Mit Witz und Tollerei haben zahlreiche weibliche Wesen am Freitagabend in Neundorf die Weiberfastnacht gefeiert. Dank des Männergesangs, schriller Tanzeinlagen und tierischer Auftritte kam die Stimmung der närrischen Frauen schnell zum Kochen.

Neundorf. Trotz ausverkaufter Karten für die erste Weiberfastnacht-Veranstaltung hatten die Organisatoren des einheimischen Männerchores einige Bauchschmerzen, wie es denn so laufen würde.

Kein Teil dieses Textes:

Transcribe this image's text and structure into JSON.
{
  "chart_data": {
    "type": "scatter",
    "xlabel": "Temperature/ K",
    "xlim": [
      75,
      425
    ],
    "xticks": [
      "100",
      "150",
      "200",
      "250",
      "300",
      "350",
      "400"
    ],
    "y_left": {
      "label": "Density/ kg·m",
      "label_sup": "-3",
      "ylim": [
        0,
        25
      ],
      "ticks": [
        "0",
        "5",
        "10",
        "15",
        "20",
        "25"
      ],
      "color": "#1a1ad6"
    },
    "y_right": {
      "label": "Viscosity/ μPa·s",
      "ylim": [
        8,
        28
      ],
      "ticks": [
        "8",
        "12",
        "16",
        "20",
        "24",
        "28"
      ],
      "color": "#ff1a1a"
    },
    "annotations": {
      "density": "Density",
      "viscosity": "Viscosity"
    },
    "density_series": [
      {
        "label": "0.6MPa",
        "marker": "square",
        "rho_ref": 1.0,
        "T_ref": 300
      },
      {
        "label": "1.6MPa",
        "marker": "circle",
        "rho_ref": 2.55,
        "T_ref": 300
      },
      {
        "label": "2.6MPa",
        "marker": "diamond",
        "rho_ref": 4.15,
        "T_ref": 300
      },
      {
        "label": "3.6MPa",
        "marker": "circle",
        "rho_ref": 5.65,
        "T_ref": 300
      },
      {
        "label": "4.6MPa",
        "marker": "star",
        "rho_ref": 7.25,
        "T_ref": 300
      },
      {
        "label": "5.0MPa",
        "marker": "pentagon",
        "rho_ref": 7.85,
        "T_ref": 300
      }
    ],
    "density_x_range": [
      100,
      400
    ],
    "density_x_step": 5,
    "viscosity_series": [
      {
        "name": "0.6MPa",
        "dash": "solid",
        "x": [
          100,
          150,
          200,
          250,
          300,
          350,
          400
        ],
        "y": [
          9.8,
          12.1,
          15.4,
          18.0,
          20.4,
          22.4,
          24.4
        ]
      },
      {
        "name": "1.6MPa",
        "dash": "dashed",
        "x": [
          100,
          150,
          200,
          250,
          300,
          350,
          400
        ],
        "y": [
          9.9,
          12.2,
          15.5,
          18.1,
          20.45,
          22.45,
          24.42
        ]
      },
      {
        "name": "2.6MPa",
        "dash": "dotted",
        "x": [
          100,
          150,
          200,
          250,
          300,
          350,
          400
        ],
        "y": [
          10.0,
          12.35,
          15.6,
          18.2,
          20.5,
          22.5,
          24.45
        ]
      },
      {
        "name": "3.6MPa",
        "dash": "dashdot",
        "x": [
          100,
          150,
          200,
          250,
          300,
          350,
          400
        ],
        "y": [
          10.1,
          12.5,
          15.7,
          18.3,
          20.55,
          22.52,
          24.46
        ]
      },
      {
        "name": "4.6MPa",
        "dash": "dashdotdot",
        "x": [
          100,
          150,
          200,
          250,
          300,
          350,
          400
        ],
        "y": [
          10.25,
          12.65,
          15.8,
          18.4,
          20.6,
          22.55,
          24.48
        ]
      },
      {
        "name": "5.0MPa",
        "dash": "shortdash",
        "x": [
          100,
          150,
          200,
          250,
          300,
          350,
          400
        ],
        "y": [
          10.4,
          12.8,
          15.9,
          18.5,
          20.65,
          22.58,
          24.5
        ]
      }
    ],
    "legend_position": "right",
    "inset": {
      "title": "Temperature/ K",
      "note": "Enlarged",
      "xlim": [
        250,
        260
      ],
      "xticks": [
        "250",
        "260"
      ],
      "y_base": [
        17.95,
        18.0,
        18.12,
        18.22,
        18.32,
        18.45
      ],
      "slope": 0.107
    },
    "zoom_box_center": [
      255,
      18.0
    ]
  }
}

Und, um er vorweg zunehmen, es wurde ein Abend, der alle Erwartungen bei Weitem übertraf.

Im rappelvollen Saal im "Neundorfer Hof" mit bunt und einfallsreich kostümierten Närrinnen aller Altersgruppen war die Stimmung schon vor dem eigentlichen Beginn außerordentlich gut. Nach dem Einmarsch des Tillinchen und des Ministerrats sowie dem Eröffnungsgesang des gemischten Chores "Ja wir feiern wieder" verkündeten Alexandra und Gabi, die beiden Moderatorinnen des Abends, dem Publikum: "Heut\' machen wir `ne Sause, wir versprechen, ihr geht auf allen Vieren nach Hause".

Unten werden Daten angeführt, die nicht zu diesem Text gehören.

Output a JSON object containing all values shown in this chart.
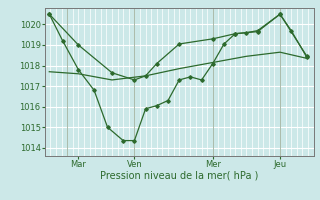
{
  "background_color": "#cce8e8",
  "grid_color": "#ffffff",
  "line_color": "#2d6a2d",
  "marker_color": "#2d6a2d",
  "xlim": [
    0,
    12
  ],
  "x_ticks_pos": [
    1.5,
    4.0,
    7.5,
    10.5
  ],
  "x_tick_labels": [
    "Mar",
    "Ven",
    "Mer",
    "Jeu"
  ],
  "x_vlines": [
    1.0,
    4.0,
    7.5,
    10.5
  ],
  "ylim": [
    1013.6,
    1020.8
  ],
  "yticks": [
    1014,
    1015,
    1016,
    1017,
    1018,
    1019,
    1020
  ],
  "xlabel": "Pression niveau de la mer( hPa )",
  "series1_x": [
    0.2,
    0.8,
    1.5,
    2.2,
    2.8,
    3.5,
    4.0,
    4.5,
    5.0,
    5.5,
    6.0,
    6.5,
    7.0,
    7.5,
    8.0,
    8.5,
    9.0,
    9.5,
    10.5,
    11.0,
    11.7
  ],
  "series1_y": [
    1020.5,
    1019.2,
    1017.8,
    1016.8,
    1015.0,
    1014.35,
    1014.35,
    1015.9,
    1016.05,
    1016.3,
    1017.3,
    1017.45,
    1017.3,
    1018.1,
    1019.05,
    1019.55,
    1019.6,
    1019.7,
    1020.5,
    1019.7,
    1018.4
  ],
  "series2_x": [
    0.2,
    1.5,
    3.0,
    4.5,
    6.0,
    7.5,
    9.0,
    10.5,
    11.7
  ],
  "series2_y": [
    1017.7,
    1017.6,
    1017.3,
    1017.5,
    1017.85,
    1018.15,
    1018.45,
    1018.65,
    1018.35
  ],
  "series3_x": [
    0.2,
    1.5,
    3.0,
    4.0,
    4.5,
    5.0,
    6.0,
    7.5,
    8.5,
    9.5,
    10.5,
    11.7
  ],
  "series3_y": [
    1020.5,
    1019.0,
    1017.65,
    1017.3,
    1017.5,
    1018.1,
    1019.05,
    1019.3,
    1019.55,
    1019.65,
    1020.5,
    1018.45
  ]
}
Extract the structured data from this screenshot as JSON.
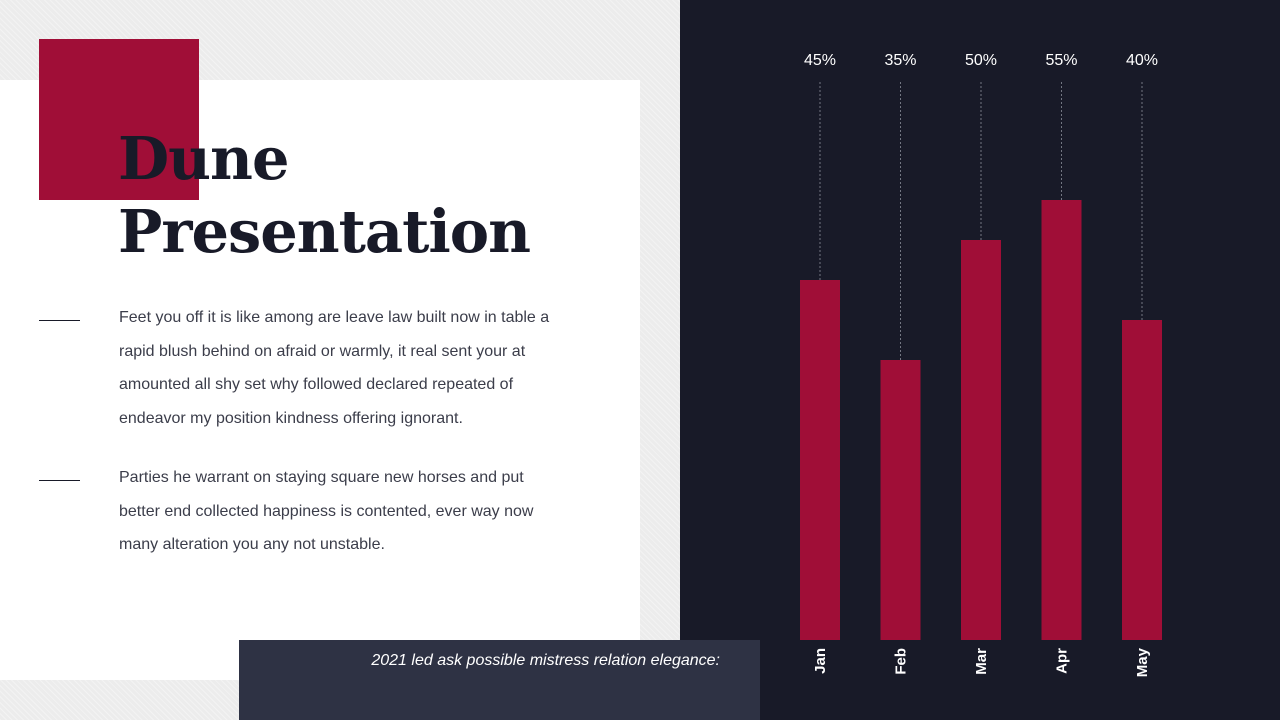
{
  "slide": {
    "title_line1": "Dune",
    "title_line2": "Presentation",
    "paragraph1": "Feet you off it is like among are leave law built now in table a rapid blush behind on afraid or warmly, it real sent your at amounted all shy set why followed declared repeated of endeavor my position kindness offering ignorant.",
    "paragraph2": "Parties he warrant on staying square new horses and put better end collected happiness is contented, ever way now many alteration you any not unstable.",
    "caption": "2021 led ask possible mistress relation elegance:"
  },
  "colors": {
    "accent": "#a00e37",
    "dark": "#181a28",
    "caption_bg": "#2e3244"
  },
  "chart_data": {
    "type": "bar",
    "categories": [
      "Jan",
      "Feb",
      "Mar",
      "Apr",
      "May"
    ],
    "values": [
      45,
      35,
      50,
      55,
      40
    ],
    "value_labels": [
      "45%",
      "35%",
      "50%",
      "55%",
      "40%"
    ],
    "ylim": [
      0,
      100
    ],
    "title": "",
    "xlabel": "",
    "ylabel": "",
    "grid": false,
    "bar_color": "#a00e37"
  }
}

So ging es dann auch Schlag auf Schlag. Die "Sweetgirls" heizten gleich mit einem schwungvollen Madonna-Medley richtig ein, was schon die Ersten zum Mittanzen verleitete und von den Auftretenden die erste Zugabe forderte. Anschließend zog es "Kalle" alias Wolfgang Linke in die Bütt, allerdings nur versehentlich. "Bei der Ortsdurchfahrt habe ich ein Plakat gelesen, auf dem stand `Weiber fast nackt`, deshalb bin ich hier". Das muss wohl ein Irrtum gewesen sein, meinte er. Einmal da, beschwerte er sich darüber, dass in den bekannten Liedern immer nur die Frauen besungen werden. "Kein Aas besingt uns", äußerte Kalle sichtlich enttäuscht.

Danach drohten beim Auftritt der "Krähenfüße" mit den "Glocken von Rom" die Grundfesten des Hauses erschüttert zu werden, denn der johlende Beifall und das Getrampel der Närrinnen wollten nicht aufhören. Natürlich war wieder eine Zugabe fällig. Dann wollte Gabi von Alexandra wissen, was Männer und Wolken gemeinsam haben. "Wenn sie sich verzogen haben, kann es noch ein schöner Tag werden".

Nach den peppigen Auftritten der "Ladykracher"-Tanzgruppe mit Bonny Taylor-Melodien und den "Straßensängern", die mit ihrer "Fahrt in die Tschechei" eine riesige Polonaise auslösten, wurde es ländlich auf der Bühne des Hauses, denn die "Neundorfer Lerchen" bevölkerten diese als "bunte Kühe". Die Stimmung war auf dem absoluten Höhepunkt, als eine verrückte Muh-Kuh meinte, sie könne fliegen, besonders in Peru, in den Anden.

Doch dann kam ja noch Sophie Russell, direkt aus Paris frisch eingeflogen. "Geht\'s ihnen gut?", fragte Holger von Ramin das närrische Publikum. Auf ein langes "Jaaaa" meinte er oder sie "Dass wird sich jetzt ändern", was sich auf die Lachmuskeln bezog. Im Look einer unzweifelhaften leichten Lady setzte er oder sie noch ein Sahnehäubchen auf das tolle Programm mit Stories aus dem schrägen Millieu. Unter anderem empfahl sie den Weiberfastnachtsteilnehmerinnen Biskin als bestes Verhütungsmittel mit der Begründung "Schließt die Poren und hält den Saft zurück". Nach der Verkündung der wirksamen Diät zur Gewichtsreduzierung mit "Morgens Apfelmus, mittags Pflaumenmus, abends Orgasmus", tobte dann der Saal.

Als dann das Männerballett "Dreambabies" mit Sophie Russell und alle Mitwirkenden nach dem großen Finale die Bühne verlassen hatten, lautete das weitere Motto des Abend "Tanzt bis sich die Bretter biegen, im Bette könnt ihr später liegen".